Malgré le temps relativement douteux nous sommes 10 optimistes à   partir vers la petite ville de Virieu point de départ de la randonnée. Nous retrouvons Babette qui nous attend sur le parking de la poste. Le ciel est couvert avec quelques rayons de soleil. La ballade débute par une petite route goudronnée qui longe une halle et quelques maisons anciennes dans le style de la Bièvre, avec leurs grands toits à 45°. Une magnifique porte cloutée orne une des façades. Nous poursuivons jusqu’à la maison de retraite mais aucun  de nous n’éprouve encore le besoin de prendre rendez-vous.

Bientôt un chemin herbeux remplace le goudron, et aboutit dans une clairière avec une vue saisissante sur le château de Pupetières, château détruit à la révolution et reconstruit par Viollet –Leduc dans le style néogothique. Il est toujours habité par la famille de Virieu. Une grande cour intérieure défendue par un portail, laisse apparaitre la façade en mélange de brique de pierre et de galet et les tours  couronnées de tuiles écailles vernissées. Autour du château, un chemin d’eau alimenté par une petite cascade concourt à donner une atmosphère bucolique au paysage.

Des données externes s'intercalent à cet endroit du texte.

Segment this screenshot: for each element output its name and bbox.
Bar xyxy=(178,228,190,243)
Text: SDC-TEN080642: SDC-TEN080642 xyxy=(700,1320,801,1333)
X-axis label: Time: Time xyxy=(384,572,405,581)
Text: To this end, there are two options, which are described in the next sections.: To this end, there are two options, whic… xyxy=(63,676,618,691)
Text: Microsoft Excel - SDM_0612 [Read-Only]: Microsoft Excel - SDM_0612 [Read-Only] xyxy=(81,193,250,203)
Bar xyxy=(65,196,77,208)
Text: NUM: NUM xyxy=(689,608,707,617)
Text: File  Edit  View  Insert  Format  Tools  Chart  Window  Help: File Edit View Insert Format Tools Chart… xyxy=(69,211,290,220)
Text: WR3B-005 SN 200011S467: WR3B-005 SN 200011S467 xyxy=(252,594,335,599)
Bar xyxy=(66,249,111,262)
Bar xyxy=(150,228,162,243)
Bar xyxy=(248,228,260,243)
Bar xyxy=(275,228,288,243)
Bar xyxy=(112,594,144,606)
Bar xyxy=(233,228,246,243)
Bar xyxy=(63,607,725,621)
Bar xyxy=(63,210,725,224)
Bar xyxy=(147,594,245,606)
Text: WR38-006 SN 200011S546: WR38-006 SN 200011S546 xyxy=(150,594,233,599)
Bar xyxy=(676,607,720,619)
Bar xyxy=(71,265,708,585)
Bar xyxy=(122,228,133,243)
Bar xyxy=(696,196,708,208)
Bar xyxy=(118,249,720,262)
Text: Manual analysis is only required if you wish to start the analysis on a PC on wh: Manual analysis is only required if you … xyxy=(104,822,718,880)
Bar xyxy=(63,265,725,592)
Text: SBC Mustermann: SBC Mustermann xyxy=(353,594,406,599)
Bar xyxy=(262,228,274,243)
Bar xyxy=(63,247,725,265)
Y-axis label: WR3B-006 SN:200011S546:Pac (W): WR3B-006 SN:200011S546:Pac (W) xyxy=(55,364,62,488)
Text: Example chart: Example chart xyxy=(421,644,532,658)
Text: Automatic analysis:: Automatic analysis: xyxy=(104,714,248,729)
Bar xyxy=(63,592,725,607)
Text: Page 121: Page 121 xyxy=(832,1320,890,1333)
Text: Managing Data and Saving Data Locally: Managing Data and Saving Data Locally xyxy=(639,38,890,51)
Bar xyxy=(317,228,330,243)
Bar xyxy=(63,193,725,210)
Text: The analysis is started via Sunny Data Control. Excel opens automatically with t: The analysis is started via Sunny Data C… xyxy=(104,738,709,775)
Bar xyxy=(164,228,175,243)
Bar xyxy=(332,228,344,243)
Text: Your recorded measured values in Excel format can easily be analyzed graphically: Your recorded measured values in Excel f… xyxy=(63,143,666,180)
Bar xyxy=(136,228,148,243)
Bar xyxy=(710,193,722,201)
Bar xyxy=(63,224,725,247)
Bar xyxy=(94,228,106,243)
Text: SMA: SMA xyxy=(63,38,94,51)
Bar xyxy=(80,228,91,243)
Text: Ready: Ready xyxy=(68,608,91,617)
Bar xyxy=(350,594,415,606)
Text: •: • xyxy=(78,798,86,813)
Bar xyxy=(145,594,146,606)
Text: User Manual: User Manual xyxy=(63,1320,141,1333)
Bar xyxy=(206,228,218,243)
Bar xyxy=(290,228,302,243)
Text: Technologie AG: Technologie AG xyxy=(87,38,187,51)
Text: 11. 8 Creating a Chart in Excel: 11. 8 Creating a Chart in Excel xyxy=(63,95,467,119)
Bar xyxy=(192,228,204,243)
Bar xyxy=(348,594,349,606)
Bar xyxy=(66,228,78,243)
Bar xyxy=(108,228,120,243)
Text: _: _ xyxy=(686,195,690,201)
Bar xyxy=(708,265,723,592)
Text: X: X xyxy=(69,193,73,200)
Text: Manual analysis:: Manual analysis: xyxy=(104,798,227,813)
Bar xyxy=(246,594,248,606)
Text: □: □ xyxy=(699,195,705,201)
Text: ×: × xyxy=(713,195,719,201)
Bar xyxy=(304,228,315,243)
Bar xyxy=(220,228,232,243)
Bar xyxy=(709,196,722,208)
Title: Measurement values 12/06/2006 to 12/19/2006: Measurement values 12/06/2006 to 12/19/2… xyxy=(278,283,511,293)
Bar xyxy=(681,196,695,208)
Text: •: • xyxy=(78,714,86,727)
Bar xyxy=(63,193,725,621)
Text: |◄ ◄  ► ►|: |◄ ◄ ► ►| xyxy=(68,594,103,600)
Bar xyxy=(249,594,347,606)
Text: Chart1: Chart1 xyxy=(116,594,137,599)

Le chemin devient un peu plus raide et monte à la croix du Moine Mort, point culminant de notre périple. Un amoncellement de troncs de frênes nous fournit des bancs pour le pique-nique. Chacun se dispose à sa convenance pour déguster les grands crus de côtes du Rhône et Bordeaux proposés par Michel et José. Nane étant absente nous n’aurons point de café, mais nous sommes consolés par les douceurs dispensées par les uns et les autres.

Puis de hameaux en hameaux nous rejoignons tranquillement la route et le village en même temps que les premières gouttes de pluie. Babette nous quitte alors, pendant que le reste du groupe  se dirige vers le château pour une visite programmée.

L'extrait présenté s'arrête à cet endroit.